-di SANDRO ROAZZI-
La Corte dei conti avverte: recessione finita ma la ripresa ancora debole potrebbe aver difficoltà a consolidarsi. E poi…poi c’è la montagna del debito pubblico che non crea fiducia all’estero. Pronta la replica del Ministro Padoan: ridurre il deficit è sfida difficile ma ineludibile. E per la ripresa, rilanciare gli investimenti. Ma c’è un’altra questione centrale, il fisco. La Corte non ha dubbi: il 2016 eredita dal passato un sistema fiscale bloccato. Vale a dire difficile da riformare, ma anche complicato da ridurre: la previsione è che solo nel 2019 inizierà realmente ad invertire la tendenza al rialzo.
Il rapporto mette in evidenza anche le misure di cui hanno beneficiato positivamente famiglie ed imprese, ma ricorda che paradossalmente anche questi interventi possono influire sulla rigidità dell’intero sistema. Bene gli 80 euro ai redditi bassi o meno Irap, ma se poi si deve fare una riforma dell’Irpef con questa ed altre “eccezioni” tutto diventa più difficile e, ridare una logica alla progressività del prelievo, un affare di stato. Questo continuo “ingessamento” del fisco italiano è proseguito, secondo l’analisi della Corte, anche durante la recessione con la… carica di ben 800 misure varate dal 2008 al 2015. In quest’ultimo anno almeno se ne sono registrate 22 in aumento del gettito ma 45 di riduzione con un maggior indebitamento di 27 miliardi.
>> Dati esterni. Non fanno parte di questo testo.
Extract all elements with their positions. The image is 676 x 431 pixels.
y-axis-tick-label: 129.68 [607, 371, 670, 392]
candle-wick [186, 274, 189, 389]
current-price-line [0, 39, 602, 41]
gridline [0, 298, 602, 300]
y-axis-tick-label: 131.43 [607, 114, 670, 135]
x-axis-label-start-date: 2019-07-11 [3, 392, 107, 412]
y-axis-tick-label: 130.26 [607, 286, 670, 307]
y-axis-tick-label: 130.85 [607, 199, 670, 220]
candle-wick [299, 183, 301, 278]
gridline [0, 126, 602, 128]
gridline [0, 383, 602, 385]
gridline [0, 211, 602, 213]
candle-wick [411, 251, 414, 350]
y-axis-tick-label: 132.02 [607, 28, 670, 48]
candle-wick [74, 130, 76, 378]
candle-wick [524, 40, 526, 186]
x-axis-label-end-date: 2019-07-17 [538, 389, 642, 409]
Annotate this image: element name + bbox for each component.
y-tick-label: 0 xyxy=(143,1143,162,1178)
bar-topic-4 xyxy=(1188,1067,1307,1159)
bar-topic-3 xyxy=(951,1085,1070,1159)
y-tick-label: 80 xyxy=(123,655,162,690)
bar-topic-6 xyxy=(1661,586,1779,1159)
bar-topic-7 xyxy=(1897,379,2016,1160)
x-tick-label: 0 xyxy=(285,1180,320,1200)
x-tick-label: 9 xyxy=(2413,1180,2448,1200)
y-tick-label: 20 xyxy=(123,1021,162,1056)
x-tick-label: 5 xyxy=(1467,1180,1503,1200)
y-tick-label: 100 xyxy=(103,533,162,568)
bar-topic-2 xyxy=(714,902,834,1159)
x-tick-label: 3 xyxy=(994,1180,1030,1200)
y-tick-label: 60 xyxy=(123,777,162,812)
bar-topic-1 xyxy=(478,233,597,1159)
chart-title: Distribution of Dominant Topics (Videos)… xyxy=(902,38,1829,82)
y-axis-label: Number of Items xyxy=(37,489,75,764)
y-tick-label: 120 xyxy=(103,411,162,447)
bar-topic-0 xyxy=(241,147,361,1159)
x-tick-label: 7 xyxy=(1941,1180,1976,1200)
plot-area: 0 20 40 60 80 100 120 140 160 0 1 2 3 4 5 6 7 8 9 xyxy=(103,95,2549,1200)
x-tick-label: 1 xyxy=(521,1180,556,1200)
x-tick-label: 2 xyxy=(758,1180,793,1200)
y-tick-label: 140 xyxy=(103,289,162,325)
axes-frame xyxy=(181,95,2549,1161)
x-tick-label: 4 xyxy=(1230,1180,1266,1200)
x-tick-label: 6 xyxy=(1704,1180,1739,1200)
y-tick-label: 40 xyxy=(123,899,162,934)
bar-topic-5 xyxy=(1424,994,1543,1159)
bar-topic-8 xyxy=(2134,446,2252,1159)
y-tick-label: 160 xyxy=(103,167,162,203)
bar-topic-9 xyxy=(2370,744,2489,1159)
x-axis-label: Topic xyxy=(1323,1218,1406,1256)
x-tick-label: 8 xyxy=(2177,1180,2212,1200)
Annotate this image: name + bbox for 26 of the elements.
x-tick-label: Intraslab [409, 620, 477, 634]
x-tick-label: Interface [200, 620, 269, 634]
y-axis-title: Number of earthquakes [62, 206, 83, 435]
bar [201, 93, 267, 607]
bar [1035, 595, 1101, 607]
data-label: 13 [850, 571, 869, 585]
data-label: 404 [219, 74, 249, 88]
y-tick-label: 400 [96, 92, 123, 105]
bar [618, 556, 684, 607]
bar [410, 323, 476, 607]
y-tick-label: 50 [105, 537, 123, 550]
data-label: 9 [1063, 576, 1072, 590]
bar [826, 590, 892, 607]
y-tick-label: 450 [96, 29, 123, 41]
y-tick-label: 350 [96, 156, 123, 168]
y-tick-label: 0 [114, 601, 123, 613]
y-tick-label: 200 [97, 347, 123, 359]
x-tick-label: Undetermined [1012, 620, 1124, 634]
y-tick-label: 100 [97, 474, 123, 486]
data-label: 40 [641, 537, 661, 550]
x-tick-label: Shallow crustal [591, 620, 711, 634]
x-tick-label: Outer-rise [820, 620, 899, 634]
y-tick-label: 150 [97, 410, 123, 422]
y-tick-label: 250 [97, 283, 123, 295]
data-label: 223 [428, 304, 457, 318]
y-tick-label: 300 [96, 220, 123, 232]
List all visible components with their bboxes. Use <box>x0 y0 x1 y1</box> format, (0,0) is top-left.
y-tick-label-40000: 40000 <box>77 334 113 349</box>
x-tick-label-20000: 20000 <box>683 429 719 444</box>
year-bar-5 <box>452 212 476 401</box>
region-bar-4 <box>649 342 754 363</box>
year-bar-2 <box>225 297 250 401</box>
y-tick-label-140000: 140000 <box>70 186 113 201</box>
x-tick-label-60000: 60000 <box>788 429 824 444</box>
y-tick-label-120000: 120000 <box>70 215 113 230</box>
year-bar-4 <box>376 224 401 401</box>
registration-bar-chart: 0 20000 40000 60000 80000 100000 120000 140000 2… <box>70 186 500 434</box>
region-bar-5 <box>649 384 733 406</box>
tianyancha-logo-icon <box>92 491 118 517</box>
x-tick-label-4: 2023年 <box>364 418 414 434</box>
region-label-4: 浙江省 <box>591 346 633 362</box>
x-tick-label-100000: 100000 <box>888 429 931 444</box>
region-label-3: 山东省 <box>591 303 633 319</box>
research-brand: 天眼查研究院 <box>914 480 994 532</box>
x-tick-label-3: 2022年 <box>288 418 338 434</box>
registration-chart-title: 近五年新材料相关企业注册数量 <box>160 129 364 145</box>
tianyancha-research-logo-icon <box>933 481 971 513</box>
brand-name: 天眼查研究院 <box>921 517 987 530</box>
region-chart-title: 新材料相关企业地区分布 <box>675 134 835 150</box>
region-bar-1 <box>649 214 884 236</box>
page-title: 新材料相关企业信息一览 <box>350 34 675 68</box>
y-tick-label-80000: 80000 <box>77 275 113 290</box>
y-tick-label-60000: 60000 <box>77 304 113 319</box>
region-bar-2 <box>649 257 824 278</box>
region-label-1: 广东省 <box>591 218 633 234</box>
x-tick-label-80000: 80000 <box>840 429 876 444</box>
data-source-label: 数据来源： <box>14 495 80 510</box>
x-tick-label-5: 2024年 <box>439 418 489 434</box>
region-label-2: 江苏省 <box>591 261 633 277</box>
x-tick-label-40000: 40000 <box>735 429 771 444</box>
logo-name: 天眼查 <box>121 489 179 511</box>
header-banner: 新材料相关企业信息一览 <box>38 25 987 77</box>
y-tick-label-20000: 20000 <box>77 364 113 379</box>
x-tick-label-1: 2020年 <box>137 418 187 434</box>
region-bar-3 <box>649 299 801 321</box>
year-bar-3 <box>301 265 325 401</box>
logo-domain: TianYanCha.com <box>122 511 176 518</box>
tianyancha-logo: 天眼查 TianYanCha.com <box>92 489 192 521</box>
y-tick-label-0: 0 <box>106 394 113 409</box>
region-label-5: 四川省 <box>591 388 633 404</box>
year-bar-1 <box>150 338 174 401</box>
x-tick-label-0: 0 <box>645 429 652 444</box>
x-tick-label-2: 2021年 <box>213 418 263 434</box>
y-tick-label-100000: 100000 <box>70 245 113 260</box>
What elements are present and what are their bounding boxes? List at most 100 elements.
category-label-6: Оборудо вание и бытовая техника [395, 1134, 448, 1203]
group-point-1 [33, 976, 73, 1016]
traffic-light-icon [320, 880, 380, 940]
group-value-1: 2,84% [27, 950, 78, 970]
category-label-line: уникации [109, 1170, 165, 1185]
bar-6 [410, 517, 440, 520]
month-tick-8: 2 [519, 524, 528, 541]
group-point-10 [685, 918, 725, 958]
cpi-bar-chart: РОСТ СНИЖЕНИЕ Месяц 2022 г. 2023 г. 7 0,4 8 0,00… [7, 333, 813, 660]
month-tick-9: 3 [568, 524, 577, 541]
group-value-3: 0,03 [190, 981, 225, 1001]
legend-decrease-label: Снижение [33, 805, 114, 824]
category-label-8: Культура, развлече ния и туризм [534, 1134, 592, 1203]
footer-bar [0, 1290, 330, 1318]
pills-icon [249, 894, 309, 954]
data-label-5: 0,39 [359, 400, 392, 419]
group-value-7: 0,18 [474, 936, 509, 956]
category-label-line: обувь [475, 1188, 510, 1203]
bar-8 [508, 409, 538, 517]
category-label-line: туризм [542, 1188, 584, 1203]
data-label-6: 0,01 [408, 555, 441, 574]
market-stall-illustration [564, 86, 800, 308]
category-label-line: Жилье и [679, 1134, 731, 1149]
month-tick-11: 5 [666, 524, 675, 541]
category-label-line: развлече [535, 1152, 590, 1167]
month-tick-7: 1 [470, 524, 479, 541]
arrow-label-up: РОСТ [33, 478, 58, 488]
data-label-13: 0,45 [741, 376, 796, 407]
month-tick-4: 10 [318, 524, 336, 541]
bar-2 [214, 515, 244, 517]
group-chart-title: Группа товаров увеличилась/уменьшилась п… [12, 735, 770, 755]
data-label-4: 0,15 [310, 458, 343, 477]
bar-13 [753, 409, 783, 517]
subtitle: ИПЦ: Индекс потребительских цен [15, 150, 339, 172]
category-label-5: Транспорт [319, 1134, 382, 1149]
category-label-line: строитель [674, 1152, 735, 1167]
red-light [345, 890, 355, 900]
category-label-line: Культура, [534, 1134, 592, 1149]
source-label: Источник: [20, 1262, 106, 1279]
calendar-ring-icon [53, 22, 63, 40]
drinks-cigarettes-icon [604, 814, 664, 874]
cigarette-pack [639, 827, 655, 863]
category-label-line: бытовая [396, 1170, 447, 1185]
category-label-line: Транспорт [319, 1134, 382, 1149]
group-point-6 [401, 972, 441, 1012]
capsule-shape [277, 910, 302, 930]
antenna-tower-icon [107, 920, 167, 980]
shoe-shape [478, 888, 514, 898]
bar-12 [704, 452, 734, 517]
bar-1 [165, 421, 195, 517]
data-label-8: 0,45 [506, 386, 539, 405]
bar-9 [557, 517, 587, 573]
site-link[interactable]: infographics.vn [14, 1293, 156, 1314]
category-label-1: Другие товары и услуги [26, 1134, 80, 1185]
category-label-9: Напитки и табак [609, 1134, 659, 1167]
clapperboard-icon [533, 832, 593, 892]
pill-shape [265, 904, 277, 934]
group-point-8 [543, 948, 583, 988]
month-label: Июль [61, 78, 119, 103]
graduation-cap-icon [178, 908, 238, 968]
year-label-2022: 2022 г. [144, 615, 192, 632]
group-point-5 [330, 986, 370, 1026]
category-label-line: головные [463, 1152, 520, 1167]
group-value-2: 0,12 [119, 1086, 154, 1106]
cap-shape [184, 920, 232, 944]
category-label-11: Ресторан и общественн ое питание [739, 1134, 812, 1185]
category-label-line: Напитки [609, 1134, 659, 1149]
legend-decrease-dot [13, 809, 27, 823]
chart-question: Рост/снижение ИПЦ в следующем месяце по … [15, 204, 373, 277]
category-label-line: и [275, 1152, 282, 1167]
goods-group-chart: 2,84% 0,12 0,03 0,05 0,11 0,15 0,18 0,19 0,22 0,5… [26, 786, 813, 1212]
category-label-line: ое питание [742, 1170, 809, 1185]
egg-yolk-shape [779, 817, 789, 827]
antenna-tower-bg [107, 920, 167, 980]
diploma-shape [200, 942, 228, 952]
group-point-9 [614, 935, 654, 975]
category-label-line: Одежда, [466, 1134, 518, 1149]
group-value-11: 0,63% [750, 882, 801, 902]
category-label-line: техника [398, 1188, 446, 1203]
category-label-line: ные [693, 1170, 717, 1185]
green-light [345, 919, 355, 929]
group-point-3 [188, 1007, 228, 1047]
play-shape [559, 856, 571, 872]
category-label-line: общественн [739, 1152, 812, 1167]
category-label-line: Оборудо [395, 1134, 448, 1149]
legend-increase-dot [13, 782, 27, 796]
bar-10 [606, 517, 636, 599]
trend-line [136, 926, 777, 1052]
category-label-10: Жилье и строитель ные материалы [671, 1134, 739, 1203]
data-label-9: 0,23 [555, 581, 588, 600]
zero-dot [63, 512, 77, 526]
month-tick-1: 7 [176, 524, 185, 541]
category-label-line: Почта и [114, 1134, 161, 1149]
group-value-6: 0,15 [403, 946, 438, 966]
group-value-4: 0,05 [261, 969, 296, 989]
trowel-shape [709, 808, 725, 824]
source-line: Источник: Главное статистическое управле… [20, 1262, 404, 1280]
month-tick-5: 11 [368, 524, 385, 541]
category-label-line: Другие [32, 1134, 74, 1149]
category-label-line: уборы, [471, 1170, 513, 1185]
Detto questo però i confronti internazionali non ci premiano: l’Italia è il secondo Paese nella Ue per prelievo fiscale sui redditi da lavoro, il terzo per quello sulle imprese, mentre è solo il 22° per prelievo sui consumi (leggi Iva, sulla quale grava anche una alta evasione che fa perdere circa il 34% del gettito potenziale, più del doppio di quel che avviene in Europa). Siamo il quinto Paese in Europa per pressione fiscale complessiva ma ci trasciniamo dietro dei paradossi esemplari: il peso fiscale su una famiglia con coniuge e due figli è calata nel 2014, pur se di poco, ma rimane superiore del 50% al livello medio dell’Unione europea.
Lo stesso cuneo fiscale è cresciuto poco in questo primo scorcio del terzo millennio (+1%) ma nell’area Ocse ( dove sono in agguato i nostri competitori) è diminuito mediamente di un punto e mezzo.
Siamo di fronte dunque ad un sistema che non compete come dovrebbe e necessita di una profonda risistemazione. Agendo anche a monte, sostiene il rapporto della Corte, ovvero sulla spesa non necessaria e sull’evasione fiscale, per drenare importanti risorse e metter mano alle distorsioni esistenti. Ma un altro fenomeno è cresciuto sul piano fiscale: quello della erosione. Dettato spesso dalla situazione di necessità in cui versa l’economia si sono moltiplicate negli ultimi anni le agevolazioni : si convive così… con circa 800 “eccezioni” rinunciando potenzialmente ad un reddito di circa 300 miliardi. Ma nei rumors che si avvertono nello scenario economico che porterà alla nuova legge di stabilità si coglie la sensazione che sulle agevolazioni possano emergere ipotesi di intervento non tanto per eliminare voci specifiche, quanto immaginando altre soluzioni come potrebbe essere un sorta di tetto massimo oltre il quale non si avrebbe più diritto a deduzioni.
Ma uno degli scogli più spinosi resta l’Iva i cui aumenti sono stati bloccati sterilizzandone gli effetti. E’ la famosa clausola di garanzia. Se fossero stati viceversa applicati avremmo avuto un esiziale taglio dei reddito disponibile per le famiglie per il biennio 2017-2018 di oltre 500 euro l’anno. Con effetti sulla domanda interna già depressa inimmaginabili.
Altro punto dolente è la tassazione locale che si è andata sommando a quella nazionale anche per via dei ridotti trasferimenti a regioni ed enti locali. Tutto questo ha provocato però una babele fiscale: si pensi che il solo differenziale fra le addizionali Irpef fra i comuni meno “esosi” e quello di Roma arriva a toccare perfino il 400%. Ed è il sud a pagare il prezzo più alto. Insomma il da fare è molto e non è agevole. Nel frattempo nel mirino oltre ai crescenti risultati sull’evasione fiscale, potrebbero verificarsi una rimodulazione delle aliquote Iva e una ricognizione, come detto, sulle agevolazioni. Compito ingrato, ma forse inevitabile se si vuol restituire agibilità e certezze al fisco.